In traditional Chinese culture, the lot of a deaf child could be tragic—but John Yeh and his younger sister Fanny were blessed—they were born into a family that cherished and encouraged them. Yu Yeh, a civil engineer, and his wife Lin had fled mainland China in 1945, before the 1949 Communist takeover. John and Fanny had three older brothers—James, Jeffrey, and Joseph—all of whom would later play important roles in John's career, as did Fanny. Seeking better educational opportunities for their children, the Yehs emigrated from Hong Kong to Brazil, then to the U.S. John and Fanny were enrolled at KDES. He learned English from scratch. Three years later, he graduated with the other 18-year-olds.
At Gallaudet College, John founded the Rathskeller, for many years a favorite student hangout. He also met and married Marry Gibbs, a teacher. They have two daughters—Mei Ling-Hui (Deaf), Ming Hui-Chung (who has Down's syndrome)—and a son, Jason Tai-Wei (Deaf).
When John graduated from Gallaudet College in 1971, his original ambition was to teach high-school math, but he kept getting turned down. Sometimes he was told it was his English, other times he was told because he was deaf. He enrolled in the Master's program in Computer Science at University of Maryland, its first and only deaf student. He had to make his own arrangements for interpreters and notetakers, and worked very hard. He earned his Master's degree in Computer science in 1973, and then became a U.S. citizen.
Unable to find a job, he reluctantly returned to Gallaudet, working as a computer programmer. His brothers were all thriving in the newly-flourishing computer field. He finally decided to start his own company, developing and selling software. He asked his brothers for assistance. In 1979, after some considerable financial struggle, John managed to obtain a small SBA loan and, in partnership with his brothers, founded Integrated Microcomputer Systems., based in Rockville, Maryland. They started off on a shoestring—but by 1985, they had to find larger quarters. By 1991, IMS had more than 400 employees. Clients included governmental agencies, commercial, and international clients. IMS was noted for its comfortable, inclusive, Deaf-friendly, and diverse environment. Even though he was now wealthy, John continued living in the same housing development with his parents and brothers. His office door was open to all employees.

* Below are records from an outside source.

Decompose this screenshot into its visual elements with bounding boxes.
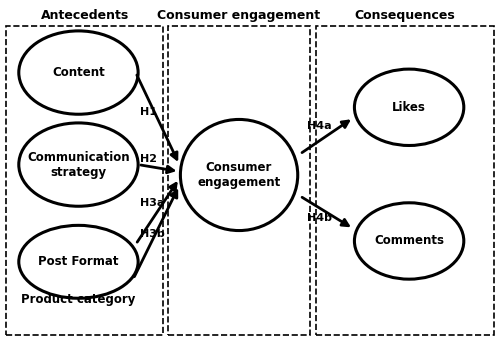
Text: Antecedents: Antecedents (40, 8, 129, 22)
Text: H4a: H4a (307, 121, 332, 131)
Text: H3a: H3a (140, 198, 164, 208)
Ellipse shape (19, 123, 138, 206)
Ellipse shape (354, 203, 464, 279)
Ellipse shape (19, 225, 138, 298)
Text: Consumer
engagement: Consumer engagement (198, 161, 280, 189)
Text: Content: Content (52, 66, 105, 79)
Text: Consequences: Consequences (355, 8, 456, 22)
Text: Likes: Likes (392, 101, 426, 114)
Ellipse shape (354, 69, 464, 146)
Text: H2: H2 (140, 154, 156, 164)
Ellipse shape (180, 119, 298, 231)
Text: Consumer engagement: Consumer engagement (158, 8, 320, 22)
Text: Communication
strategy: Communication strategy (27, 150, 130, 178)
Text: H4b: H4b (307, 214, 332, 223)
Text: Post Format: Post Format (38, 255, 118, 268)
Ellipse shape (19, 31, 138, 114)
Text: H3b: H3b (140, 229, 164, 239)
Text: H1: H1 (140, 107, 156, 118)
Text: Product category: Product category (22, 294, 136, 307)
Text: Comments: Comments (374, 234, 444, 247)
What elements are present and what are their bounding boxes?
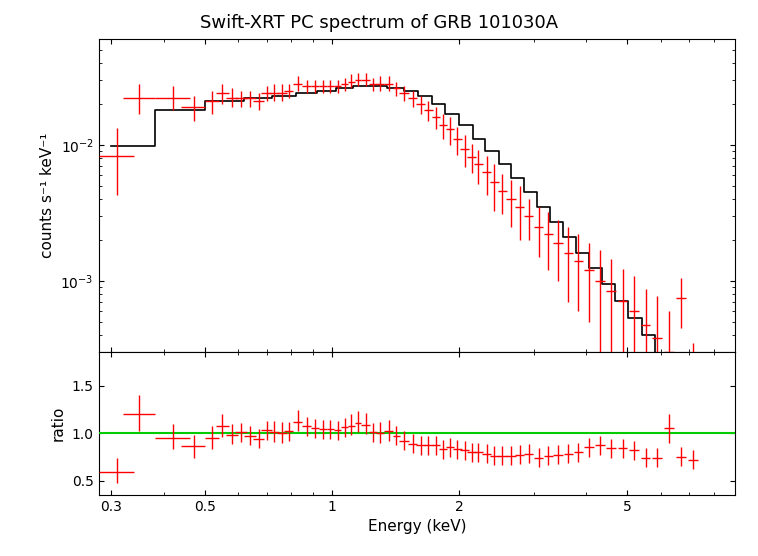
X-axis label: Energy (keV): Energy (keV) xyxy=(368,519,466,534)
Y-axis label: counts s⁻¹ keV⁻¹: counts s⁻¹ keV⁻¹ xyxy=(40,133,55,259)
Text: Swift-XRT PC spectrum of GRB 101030A: Swift-XRT PC spectrum of GRB 101030A xyxy=(200,14,558,32)
Y-axis label: ratio: ratio xyxy=(51,406,66,441)
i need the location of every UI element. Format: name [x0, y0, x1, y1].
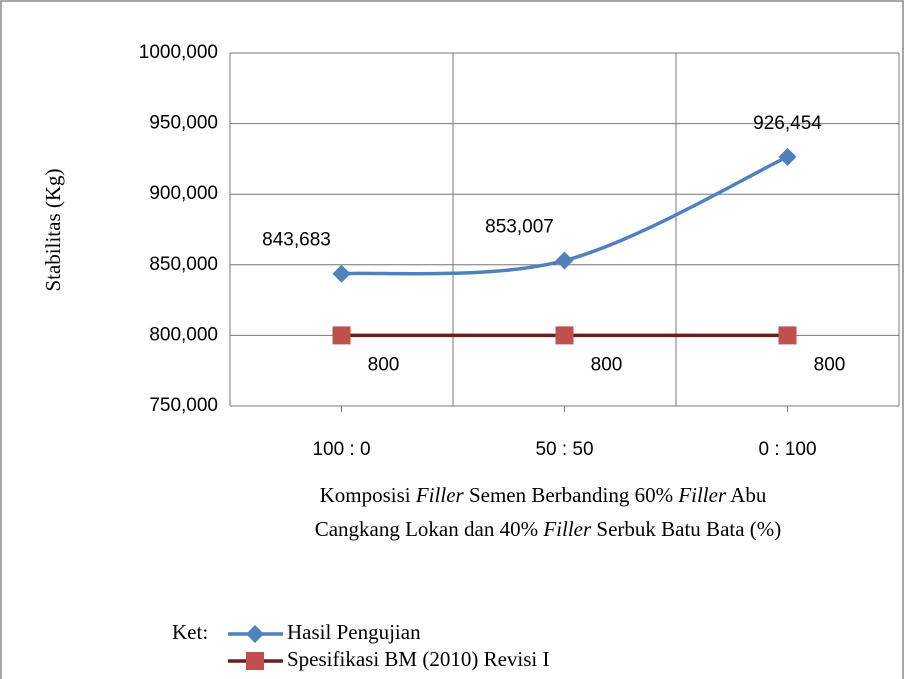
data-point — [332, 326, 351, 345]
data-label: 926,454 — [753, 113, 822, 134]
data-point — [332, 264, 351, 283]
y-tick-label: 800,000 — [149, 324, 218, 345]
y-tick-label: 950,000 — [149, 113, 218, 134]
legend-label: Spesifikasi BM (2010) Revisi I — [287, 647, 550, 671]
legend-marker — [246, 652, 264, 670]
data-label: 800 — [368, 354, 400, 375]
data-label: 800 — [814, 354, 846, 375]
data-point — [555, 326, 574, 345]
legend-marker — [246, 625, 264, 643]
data-label: 800 — [591, 354, 623, 375]
y-tick-label: 750,000 — [149, 395, 218, 416]
legend-title: Ket: — [172, 620, 208, 644]
data-point — [555, 251, 574, 270]
y-axis-title: Stabilitas (Kg) — [41, 168, 65, 291]
x-axis-title: Komposisi Filler Semen Berbanding 60% Fi… — [320, 483, 767, 507]
y-tick-label: 850,000 — [149, 254, 218, 275]
data-label: 853,007 — [485, 217, 554, 238]
x-tick-label: 50 : 50 — [535, 439, 593, 460]
y-tick-label: 1000,000 — [139, 42, 218, 63]
data-point — [778, 147, 797, 166]
x-tick-label: 100 : 0 — [312, 439, 370, 460]
data-label: 843,683 — [262, 230, 331, 251]
x-axis-title: Cangkang Lokan dan 40% Filler Serbuk Bat… — [315, 517, 782, 541]
legend-label: Hasil Pengujian — [287, 620, 421, 644]
x-tick-label: 0 : 100 — [758, 439, 816, 460]
y-tick-label: 900,000 — [149, 183, 218, 204]
data-point — [778, 326, 797, 345]
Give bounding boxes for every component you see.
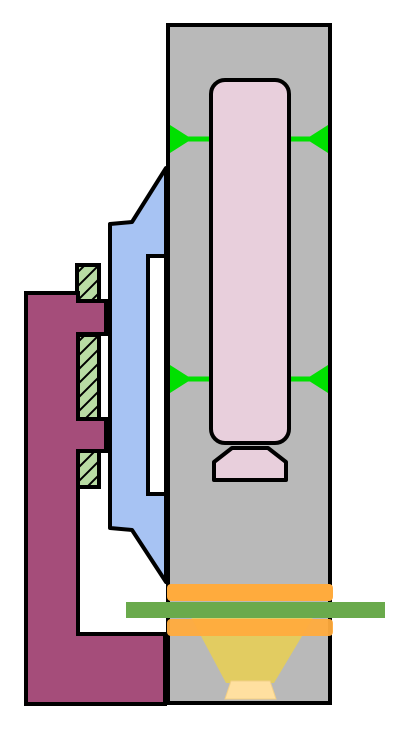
connector-arrow-upper-left (170, 125, 192, 153)
green-bar (126, 602, 385, 618)
white-slot (146, 254, 168, 496)
connector-arrow-lower-right (306, 365, 328, 393)
hatched-insert-top (75, 263, 101, 303)
lamp-source (224, 680, 277, 700)
orange-band-bottom (167, 619, 333, 636)
hatched-insert-bottom (75, 449, 101, 489)
hatched-insert-middle (75, 333, 101, 421)
orange-band-top (167, 584, 333, 601)
connector-group (170, 125, 328, 393)
connector-arrow-upper-right (306, 125, 328, 153)
purple-bracket (24, 291, 167, 706)
connector-arrow-lower-left (170, 365, 192, 393)
pink-component-base (212, 446, 288, 482)
pink-component-body (209, 78, 291, 445)
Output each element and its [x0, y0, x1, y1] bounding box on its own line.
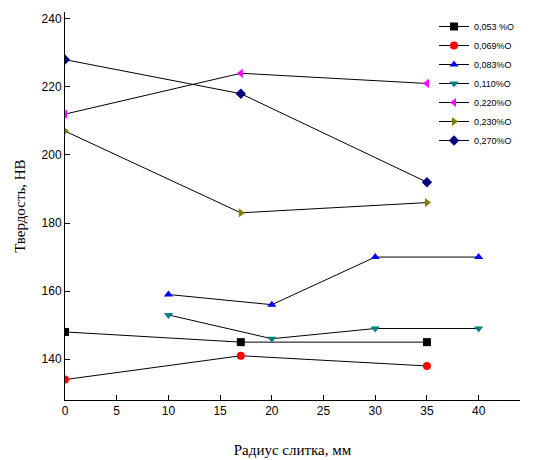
svg-text:140: 140: [42, 352, 62, 366]
svg-text:Твердость, НВ: Твердость, НВ: [12, 159, 28, 252]
svg-text:35: 35: [420, 404, 434, 418]
svg-text:40: 40: [472, 404, 486, 418]
svg-text:180: 180: [42, 216, 62, 230]
svg-text:160: 160: [42, 284, 62, 298]
svg-text:200: 200: [42, 148, 62, 162]
svg-text:Радиус слитка, мм: Радиус слитка, мм: [234, 442, 352, 458]
svg-text:240: 240: [42, 12, 62, 26]
svg-text:0,220%O: 0,220%O: [474, 98, 512, 108]
svg-text:0,053 %O: 0,053 %O: [474, 22, 514, 32]
svg-text:0,110%O: 0,110%O: [474, 79, 511, 89]
svg-text:0: 0: [62, 404, 69, 418]
svg-text:0,230%O: 0,230%O: [474, 117, 512, 127]
svg-text:5: 5: [113, 404, 120, 418]
svg-text:20: 20: [265, 404, 279, 418]
svg-text:15: 15: [213, 404, 227, 418]
svg-text:10: 10: [162, 404, 176, 418]
svg-text:0,270%O: 0,270%O: [474, 136, 512, 146]
svg-text:0,069%O: 0,069%O: [474, 41, 512, 51]
svg-text:30: 30: [369, 404, 383, 418]
svg-text:220: 220: [42, 80, 62, 94]
svg-text:0,083%O: 0,083%O: [474, 60, 512, 70]
svg-text:25: 25: [317, 404, 331, 418]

In 1996, IMS was sold to CACI International, the large info-tech corporation. John founded the National Asian Deaf Congress, and was involved in a variety of business ventures. He also joined Gallaudet University's Board of Trustees, serving for 12 years—the first Deaf Asian-American Board member.
In 2001, he founded Viable Technologies, proving CART (computer-assisted real-time transcription) services for deaf college students. In 2006, he founded Viable, Inc., a telecommunications company. It offers ViableVRS (remote video-relay interpreting services), Viable Vision (downloadable videophone), and unveiled its newest product, the VPAD, the first wireless videophone, this past January. Two of John's brothers are involved with Viable, as are Mei and Jason. (Ming lives nearby, and works in a hospital.) Notably, the majority of Viable's employees are deaf and hard-of-hearing, including several Gallaudet University and NTID/RIT alumni.
Although he notes that Deaf Asian-Americans tend to be "traditionalistic," he sees opportunities opening up—and he's pleased to have had the chance to turn his earlier frustrations and struggles into "a positive contribution."